Yesterday we read of the death of Joachim Ronneberg, the brave Norwegian who, with five others, in a daring raid on Rjukan, Telemark, in 1943 effectively put an end to Nazi attempts to develop an atomic bomb. We also read of President Trump’s threat to start another arms race by withdrawing from the 1987 Intermediate-Range Nuclear Forces (INF) treaty, I’m sure I’m not alone in seeing here a terrible irony. In eighty years we have swung from thinking nuclear war a bad thing, to be avoided at all costs, to relying upon a nuclear arsenal to ‘keep us safe’. I’m not an expert in what keeps people safe from war or violence, but I have a hunch that those who amass weapons are inclined to use them or, at least, become more casual about using them when they perceive a threat to something they value. The world’s leaders usually have bunkers to go to; it is the ordinary man, woman and child who must bear the brunt of the violence.
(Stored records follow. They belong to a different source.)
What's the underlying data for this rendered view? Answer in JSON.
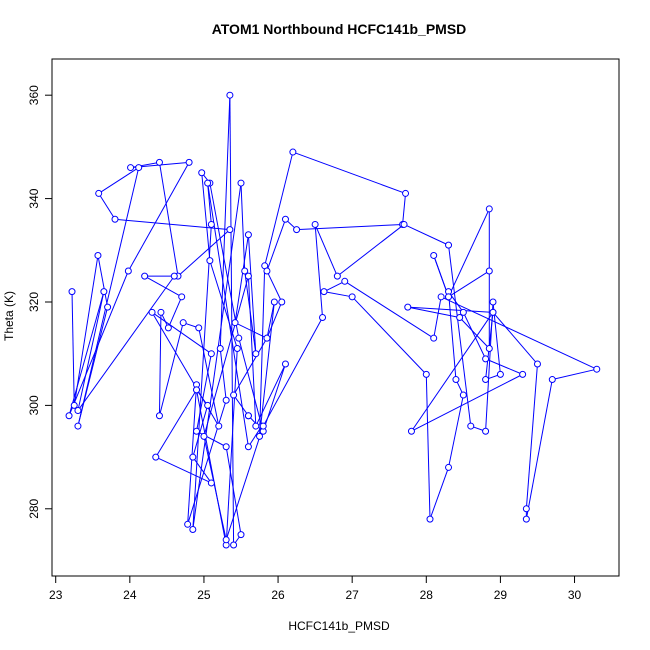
{
  "chart_data": {
    "type": "line",
    "title": "ATOM1 Northbound HCFC141b_PMSD",
    "xlabel": "HCFC141b_PMSD",
    "ylabel": "Theta (K)",
    "xlim": [
      22.95,
      30.6
    ],
    "ylim": [
      267,
      367
    ],
    "xticks": [
      23,
      24,
      25,
      26,
      27,
      28,
      29,
      30
    ],
    "yticks": [
      280,
      300,
      320,
      340,
      360
    ],
    "grid": false,
    "color": "#0000ff",
    "marker": "open-circle",
    "series": [
      {
        "points": [
          [
            23.22,
            322
          ],
          [
            23.25,
            300
          ],
          [
            23.57,
            329
          ],
          [
            23.7,
            319
          ],
          [
            23.3,
            296
          ],
          [
            24.12,
            346
          ],
          [
            23.58,
            341
          ],
          [
            23.8,
            336
          ],
          [
            25.35,
            334
          ],
          [
            24.65,
            325
          ],
          [
            24.4,
            347
          ],
          [
            24.01,
            346
          ],
          [
            24.8,
            347
          ],
          [
            23.98,
            326
          ],
          [
            23.18,
            298
          ],
          [
            23.65,
            322
          ],
          [
            23.3,
            299
          ],
          [
            24.6,
            325
          ],
          [
            24.2,
            325
          ],
          [
            24.7,
            321
          ],
          [
            24.52,
            315
          ],
          [
            24.42,
            318
          ],
          [
            24.4,
            298
          ],
          [
            24.72,
            316
          ],
          [
            24.93,
            315
          ],
          [
            25.2,
            296
          ],
          [
            24.3,
            318
          ],
          [
            25.1,
            310
          ],
          [
            24.9,
            295
          ],
          [
            25.3,
            292
          ],
          [
            25.5,
            275
          ],
          [
            25.4,
            273
          ],
          [
            25.35,
            360
          ],
          [
            25.22,
            311
          ],
          [
            25.3,
            301
          ],
          [
            24.78,
            277
          ],
          [
            24.9,
            304
          ],
          [
            24.9,
            303
          ],
          [
            25.05,
            300
          ],
          [
            24.85,
            290
          ],
          [
            25.1,
            285
          ],
          [
            24.35,
            290
          ],
          [
            24.9,
            303
          ],
          [
            25.3,
            273
          ],
          [
            25.45,
            311
          ],
          [
            25.08,
            328
          ],
          [
            24.97,
            345
          ],
          [
            25.08,
            343
          ],
          [
            25.47,
            313
          ],
          [
            25.78,
            296
          ],
          [
            25.6,
            292
          ],
          [
            25.05,
            343
          ],
          [
            25.1,
            335
          ],
          [
            24.85,
            276
          ],
          [
            25.5,
            343
          ],
          [
            25.55,
            326
          ],
          [
            25.7,
            310
          ],
          [
            25.6,
            333
          ],
          [
            25.42,
            316
          ],
          [
            25.85,
            313
          ],
          [
            25.95,
            320
          ],
          [
            25.75,
            294
          ],
          [
            25.82,
            327
          ],
          [
            26.2,
            349
          ],
          [
            27.72,
            341
          ],
          [
            27.68,
            335
          ],
          [
            26.25,
            334
          ],
          [
            26.1,
            336
          ],
          [
            25.85,
            326
          ],
          [
            26.05,
            320
          ],
          [
            25.85,
            313
          ],
          [
            25.4,
            302
          ],
          [
            25.6,
            298
          ],
          [
            25.6,
            298
          ],
          [
            25.8,
            295
          ],
          [
            26.1,
            308
          ],
          [
            25.7,
            296
          ],
          [
            25.6,
            325
          ],
          [
            25.0,
            294
          ],
          [
            25.3,
            274
          ],
          [
            25.8,
            296
          ],
          [
            26.6,
            317
          ],
          [
            26.5,
            335
          ],
          [
            26.8,
            325
          ],
          [
            27.7,
            335
          ],
          [
            28.3,
            331
          ],
          [
            28.6,
            296
          ],
          [
            28.8,
            295
          ],
          [
            28.9,
            320
          ],
          [
            29.0,
            306
          ],
          [
            28.8,
            305
          ],
          [
            28.9,
            318
          ],
          [
            29.5,
            308
          ],
          [
            29.35,
            280
          ],
          [
            29.35,
            278
          ],
          [
            29.7,
            305
          ],
          [
            30.3,
            307
          ],
          [
            28.2,
            321
          ],
          [
            28.1,
            313
          ],
          [
            26.9,
            324
          ],
          [
            26.62,
            322
          ],
          [
            27.0,
            321
          ],
          [
            28.0,
            306
          ],
          [
            28.05,
            278
          ],
          [
            28.3,
            288
          ],
          [
            28.5,
            302
          ],
          [
            28.4,
            305
          ],
          [
            28.3,
            322
          ],
          [
            28.5,
            318
          ],
          [
            28.8,
            309
          ],
          [
            29.3,
            306
          ],
          [
            27.8,
            295
          ],
          [
            28.9,
            318
          ],
          [
            27.75,
            319
          ],
          [
            28.45,
            317
          ],
          [
            28.85,
            311
          ],
          [
            28.85,
            338
          ],
          [
            28.3,
            321
          ],
          [
            28.1,
            329
          ],
          [
            28.3,
            321
          ],
          [
            28.85,
            326
          ]
        ]
      }
    ]
  }
}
We saw that in Japan at the end of World War II. Pray God we never see it again.

So, why do I write about this today? It is for the simple reason that, although it is our leaders who decide issues of war and peace, we, as citizens, have a huge responsibility to hold our leaders to account, to make our views known and not allow the world to blunder into another war — one in which we know there will be no winners. If we don’t, we give our leaders carte blanche to perpetrate whatever wrong they choose. No one in their right mind would choose destruction, but it has often been the unintended consequence of not being challenged or failing to foresee the consequences of certain policies or actions. Today I’m praying for wisdom and restraint in China, Russia and the U.S.A. and in all those lesser states, like North Korea, that will be taking a keen interest in how the world reacts.